Dopo aver dato alla luce la piccola Margherita nel 1921, purtroppo morì, come succedeva di frequente a quel tempo, per infezione “post partum”. La bambina volò in cielo con la mamma. Giovanni si risposò, ed ebbe dalla seconda moglie un altro maschietto: Carlo (1924).

All’incirca nell’anno 1925 Giacomo si cimentò nella costruzione della cassetta con le otto scene del miracolo di S. Antonio: resuscitò un morto assassinato perché scagionasse il suo padre (del Santo), ingiustamente accusato dell’assassinio e condannato alla morte per impiccagione.

La diede al figlio Giuseppe (Bepi, classe 1914) e al nipote Andrea reclamando scherzosamente un compenso; i bambini avrebbero realizzato il denaro richiesto utilizzando la stessa cassetta per il “canto” del miracolo nelle stalle e presso le famiglie del paese.

Non si hanno notizie di altre cassette esistenti in quel periodo o in epoche successive. Già da qualche anno (fine ‘800 ?) non ne esistevano altre, ma Giacomo aveva ripreso una tradizione che aveva visto in giovane età. Per rispolverare il testo della cantilena si rivolsero a Matteo Bonomi Brasin.

Per alcuni anni i due bambini utilizzarono la cassetta puntualmente il 17 gennaio, festa di S. Antonio Abate, mantenendo viva la singolare usanza, accompagnati sempre dai fratelli, poiché il peso della cassetta e l’efficacia del canto richiedevano l’esecuzione in gruppo.

Negli anni successivi ci fu un’alternanza di “cantori”, giovani di varie famiglie di Pinzolo che chiedevano in prestito la cassetta ai Ziprian e ai Stampun, restituendola subito dopo la festa ai legittimi proprietari. Per qualche anno la cassetta rimase anche ferma, in cantina. Negli anni  ’80 Andrea Cominotti, visto lo stato di vetustà e il deperimento della cassetta, la fece restaurare dall’abile artigiano Giorgio Maturi Grapot, che ne curò tanto la parte meccanica quanto l’involucro esterno, riportandola all’originale efficienza.

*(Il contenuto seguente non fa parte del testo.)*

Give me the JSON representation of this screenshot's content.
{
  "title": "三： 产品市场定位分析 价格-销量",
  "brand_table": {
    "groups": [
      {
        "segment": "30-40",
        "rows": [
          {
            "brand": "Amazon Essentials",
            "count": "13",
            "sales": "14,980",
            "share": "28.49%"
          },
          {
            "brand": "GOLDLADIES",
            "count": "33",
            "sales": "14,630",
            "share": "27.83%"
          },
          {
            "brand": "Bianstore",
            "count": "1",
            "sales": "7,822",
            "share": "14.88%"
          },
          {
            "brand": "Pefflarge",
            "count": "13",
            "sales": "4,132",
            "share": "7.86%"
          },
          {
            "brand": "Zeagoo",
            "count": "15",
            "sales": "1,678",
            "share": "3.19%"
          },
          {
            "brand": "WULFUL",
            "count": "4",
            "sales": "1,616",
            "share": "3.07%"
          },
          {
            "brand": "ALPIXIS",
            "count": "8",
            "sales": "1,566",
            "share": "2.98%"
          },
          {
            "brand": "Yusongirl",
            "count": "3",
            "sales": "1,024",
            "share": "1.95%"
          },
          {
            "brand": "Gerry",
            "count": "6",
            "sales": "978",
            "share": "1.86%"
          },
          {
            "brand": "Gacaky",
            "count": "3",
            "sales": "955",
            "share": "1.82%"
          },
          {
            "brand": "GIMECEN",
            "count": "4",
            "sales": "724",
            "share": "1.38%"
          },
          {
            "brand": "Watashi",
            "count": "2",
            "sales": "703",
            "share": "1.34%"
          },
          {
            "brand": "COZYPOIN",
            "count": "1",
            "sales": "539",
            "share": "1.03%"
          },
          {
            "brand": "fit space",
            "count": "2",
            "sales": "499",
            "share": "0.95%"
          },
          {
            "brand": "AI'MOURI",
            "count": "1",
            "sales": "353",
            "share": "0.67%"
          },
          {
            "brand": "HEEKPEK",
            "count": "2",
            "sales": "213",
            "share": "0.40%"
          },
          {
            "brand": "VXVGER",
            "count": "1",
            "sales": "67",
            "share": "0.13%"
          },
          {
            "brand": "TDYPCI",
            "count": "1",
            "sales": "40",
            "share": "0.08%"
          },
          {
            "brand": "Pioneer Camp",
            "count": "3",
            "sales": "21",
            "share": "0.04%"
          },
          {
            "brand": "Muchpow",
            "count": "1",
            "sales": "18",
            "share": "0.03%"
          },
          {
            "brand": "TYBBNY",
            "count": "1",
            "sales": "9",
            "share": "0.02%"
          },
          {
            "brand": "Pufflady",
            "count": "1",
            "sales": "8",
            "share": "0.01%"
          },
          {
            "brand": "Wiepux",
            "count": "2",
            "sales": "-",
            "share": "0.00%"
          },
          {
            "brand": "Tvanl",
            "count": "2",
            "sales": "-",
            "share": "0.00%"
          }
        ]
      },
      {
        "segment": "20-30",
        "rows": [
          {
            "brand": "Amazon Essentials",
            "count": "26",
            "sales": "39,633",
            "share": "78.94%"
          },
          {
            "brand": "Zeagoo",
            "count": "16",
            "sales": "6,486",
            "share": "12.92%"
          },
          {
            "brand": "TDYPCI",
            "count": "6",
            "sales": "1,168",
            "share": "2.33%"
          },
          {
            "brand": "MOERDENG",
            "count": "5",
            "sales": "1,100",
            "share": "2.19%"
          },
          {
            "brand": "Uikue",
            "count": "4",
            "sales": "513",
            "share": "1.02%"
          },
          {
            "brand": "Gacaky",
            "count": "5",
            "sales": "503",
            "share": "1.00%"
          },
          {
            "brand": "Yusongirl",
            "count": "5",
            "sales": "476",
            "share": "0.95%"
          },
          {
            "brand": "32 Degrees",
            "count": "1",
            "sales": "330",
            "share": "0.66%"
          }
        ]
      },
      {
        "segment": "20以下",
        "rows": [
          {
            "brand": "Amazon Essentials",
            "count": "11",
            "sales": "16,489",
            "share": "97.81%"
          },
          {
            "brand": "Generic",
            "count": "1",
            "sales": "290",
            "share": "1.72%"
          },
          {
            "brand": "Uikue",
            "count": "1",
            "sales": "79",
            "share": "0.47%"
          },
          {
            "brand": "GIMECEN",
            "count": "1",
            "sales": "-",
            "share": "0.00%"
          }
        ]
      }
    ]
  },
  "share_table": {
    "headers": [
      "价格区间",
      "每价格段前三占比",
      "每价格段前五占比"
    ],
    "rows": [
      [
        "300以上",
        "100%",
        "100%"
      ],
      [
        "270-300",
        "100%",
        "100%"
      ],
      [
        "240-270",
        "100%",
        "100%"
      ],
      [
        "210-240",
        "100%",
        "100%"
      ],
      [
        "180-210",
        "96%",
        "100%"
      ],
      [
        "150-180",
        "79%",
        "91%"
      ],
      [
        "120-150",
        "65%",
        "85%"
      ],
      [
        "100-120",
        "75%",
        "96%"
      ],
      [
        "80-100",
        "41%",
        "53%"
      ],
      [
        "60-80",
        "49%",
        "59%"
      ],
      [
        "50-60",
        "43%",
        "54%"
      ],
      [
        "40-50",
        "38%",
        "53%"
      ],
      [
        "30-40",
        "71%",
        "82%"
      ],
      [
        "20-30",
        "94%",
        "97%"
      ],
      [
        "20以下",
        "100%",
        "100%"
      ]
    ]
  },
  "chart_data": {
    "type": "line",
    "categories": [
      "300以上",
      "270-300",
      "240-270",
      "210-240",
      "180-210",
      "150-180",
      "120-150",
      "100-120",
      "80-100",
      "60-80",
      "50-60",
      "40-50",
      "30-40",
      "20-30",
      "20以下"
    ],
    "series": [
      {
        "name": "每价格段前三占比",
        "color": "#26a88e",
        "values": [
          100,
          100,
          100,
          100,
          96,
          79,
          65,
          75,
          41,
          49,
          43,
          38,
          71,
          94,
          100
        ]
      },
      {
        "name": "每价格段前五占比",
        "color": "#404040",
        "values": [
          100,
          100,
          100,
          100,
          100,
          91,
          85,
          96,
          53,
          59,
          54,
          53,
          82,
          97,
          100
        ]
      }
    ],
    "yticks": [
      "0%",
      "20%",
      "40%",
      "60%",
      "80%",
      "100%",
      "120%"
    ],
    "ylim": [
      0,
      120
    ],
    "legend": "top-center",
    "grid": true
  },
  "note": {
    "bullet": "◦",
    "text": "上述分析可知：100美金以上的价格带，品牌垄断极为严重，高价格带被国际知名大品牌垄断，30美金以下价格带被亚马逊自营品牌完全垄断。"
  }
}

Da ventun anni a questa parte i figli e nipoti di Andrea e Mario Cominotti hanno ripreso la tradizione, cantando il miracolo a S. Antonio di Mavignola, nel giorno della sagra dopo la processione, sul sagrato della chiesa e presso locali pubblici; agli uditori viene richiesta un’offerta, devoluta per mano del missionario laico di Mavignola ing. Arrigo Maffei Cagamel ai poveri di una località di montagna del Perù dove egli ha scelto di vivere.

Il canto è stato sicuramente tratto da una storia in rima che racconta del miracolo di S. Antonio da Padova, cui è stata aggiunta l’ultima strofa per adattare il canto alla devozione di S. Antonio Abate.

Forse cantando la nostra preghiera tradizionale otterremo beneficio da entrambi i Santi, che sicuramente non saranno gelosi l’uno dell’altro.

La Casetta Sant'Antonio
La Casetta Sant’Antonio

Il filmato è stato fatto da Antonio Bonapace Rizòt.